– According to a Fitch Ratings report, supply chain challenges and rises in labor are leading to higher costs and potential revenue loss, threatening profit margins for healthcare and pharmaceutical companies.
Healthcare providers across the board are challenged by a nationwide healthcare labor shortage, resulting in raises of labor wages and increased use of costly temporary help.
Healthcare and pharmaceutical companies in the US have managed to maintain “solid credit metrics” throughout the COVID-19 pandemic despite these ongoing challenges, Fitch Ratings said. In fact, third quarter results were “in line to slightly better than expected” for most healthcare sub-sectors, the ratings orgnazations found.
However, healthcare facilities such as senior housing, skilled nursing, and some inpatient behavioral health operators reported that they could not meet demands due to scarcity of workers, causing lower new admission rates.
The report states a temporary drop in profitability is unlikely to be a downgrade trigger as healthcare’s consistent demand will always defend profitability.
Healthcare providers can bring back some of the lost profit margins due to rate increases, but those efforts will likely lag, given the cadence of contract renewals.
Healthcare facilities’ cost mitigation endeavors will aim to save cost in other ways. For example, the report suggests that healthcare providers use their staff more efficiently and improve recruitment efforts.

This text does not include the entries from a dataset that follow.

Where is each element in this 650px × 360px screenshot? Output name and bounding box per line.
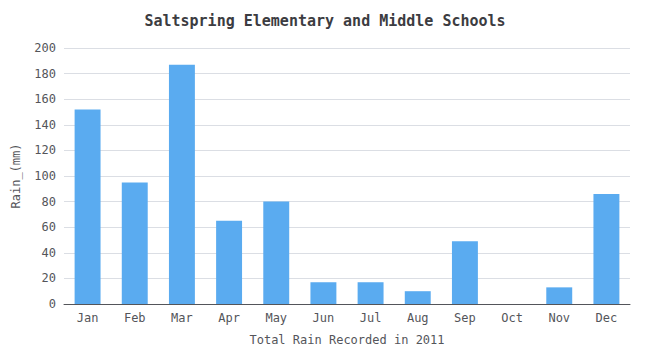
svg-text:Nov: Nov <box>548 311 570 325</box>
svg-text:80: 80 <box>42 195 56 209</box>
svg-text:Sep: Sep <box>454 311 476 325</box>
svg-text:Aug: Aug <box>407 311 429 325</box>
svg-text:200: 200 <box>34 41 56 55</box>
svg-text:60: 60 <box>42 220 56 234</box>
svg-text:Saltspring Elementary and Midd: Saltspring Elementary and Middle Schools <box>144 12 505 30</box>
svg-text:40: 40 <box>42 246 56 260</box>
svg-text:Apr: Apr <box>218 311 240 325</box>
svg-text:Feb: Feb <box>124 311 146 325</box>
svg-text:Rain_(mm): Rain_(mm) <box>9 143 23 208</box>
svg-text:Oct: Oct <box>501 311 523 325</box>
svg-text:Jul: Jul <box>360 311 382 325</box>
svg-text:140: 140 <box>34 118 56 132</box>
svg-text:Jan: Jan <box>77 311 99 325</box>
svg-text:Mar: Mar <box>171 311 193 325</box>
svg-text:Dec: Dec <box>596 311 618 325</box>
svg-text:Total Rain Recorded in 2011: Total Rain Recorded in 2011 <box>249 333 444 347</box>
svg-text:120: 120 <box>34 143 56 157</box>
svg-text:20: 20 <box>42 271 56 285</box>
svg-text:Jun: Jun <box>313 311 335 325</box>
svg-text:0: 0 <box>49 297 56 311</box>
svg-text:160: 160 <box>34 92 56 106</box>
svg-text:180: 180 <box>34 67 56 81</box>
svg-text:100: 100 <box>34 169 56 183</box>
svg-text:May: May <box>265 311 287 325</box>
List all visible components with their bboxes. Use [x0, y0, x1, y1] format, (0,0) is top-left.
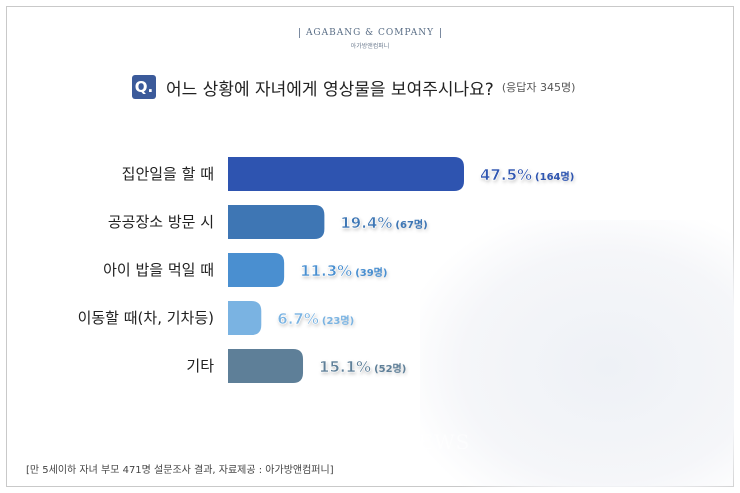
value-label: 19.4% (67명)	[340, 214, 427, 232]
brand-name: AGABANG & COMPANY	[298, 28, 442, 38]
question-badge: Q.	[132, 75, 156, 99]
question-title: Q. 어느 상황에 자녀에게 영상물을 보여주시나요? (응답자 345명)	[132, 75, 576, 100]
brand-logo: AGABANG & COMPANY 아가방앤컴퍼니	[0, 20, 740, 50]
bar	[228, 205, 325, 239]
bar	[228, 301, 262, 335]
category-label: 공공장소 방문 시	[108, 213, 214, 231]
category-label: 기타	[186, 357, 214, 375]
category-label: 집안일을 할 때	[122, 165, 214, 183]
value-label: 6.7% (23명)	[277, 310, 354, 328]
bar	[228, 157, 464, 191]
respondent-count: (응답자 345명)	[501, 81, 576, 94]
brand-subtitle: 아가방앤컴퍼니	[350, 43, 390, 50]
question-text: 어느 상황에 자녀에게 영상물을 보여주시나요?	[166, 79, 494, 100]
baby-photo	[420, 220, 734, 487]
value-label: 15.1% (52명)	[319, 358, 406, 376]
category-label: 이동할 때(차, 기차등)	[78, 309, 214, 327]
value-label: 47.5% (164명)	[480, 166, 574, 184]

Labor challenges present more risk to the recovery of specific subsectors such as skilled nursing and senior housing than hospitals.
“Lower operating cashflows for these non-hospital settings, where staffing is insufficient to meet demand, is slowing the rate at which they recover from significant pandemic-induced declines. Their landlords, healthcare REITs, need operating fundamentals to continue to improve to ensure continuity in rental payments,” Fitch Ratings states.
Some healthcare providers can expect labor issues to persist as a challenge, but as unemployment benefits expire, there is evidence of more extensive recruitment in late third and fourth quarters of 2021.
Supply chain challenges are another threat to healthcare revenue and profit. The most significant issues are higher transportation costs incurred by distributors and customers.
“Some issuers are increasingly discussing materials and inputs sourcing challenges with the medical device sub-sector, for example, lobbying for government support to acquire semiconductor and other necessary inputs to their production process,” explains the Fitch Rating report.
The supply chain challenges may pose a greater risk to revenue, but issuers expect these problems to subside by mid-2022.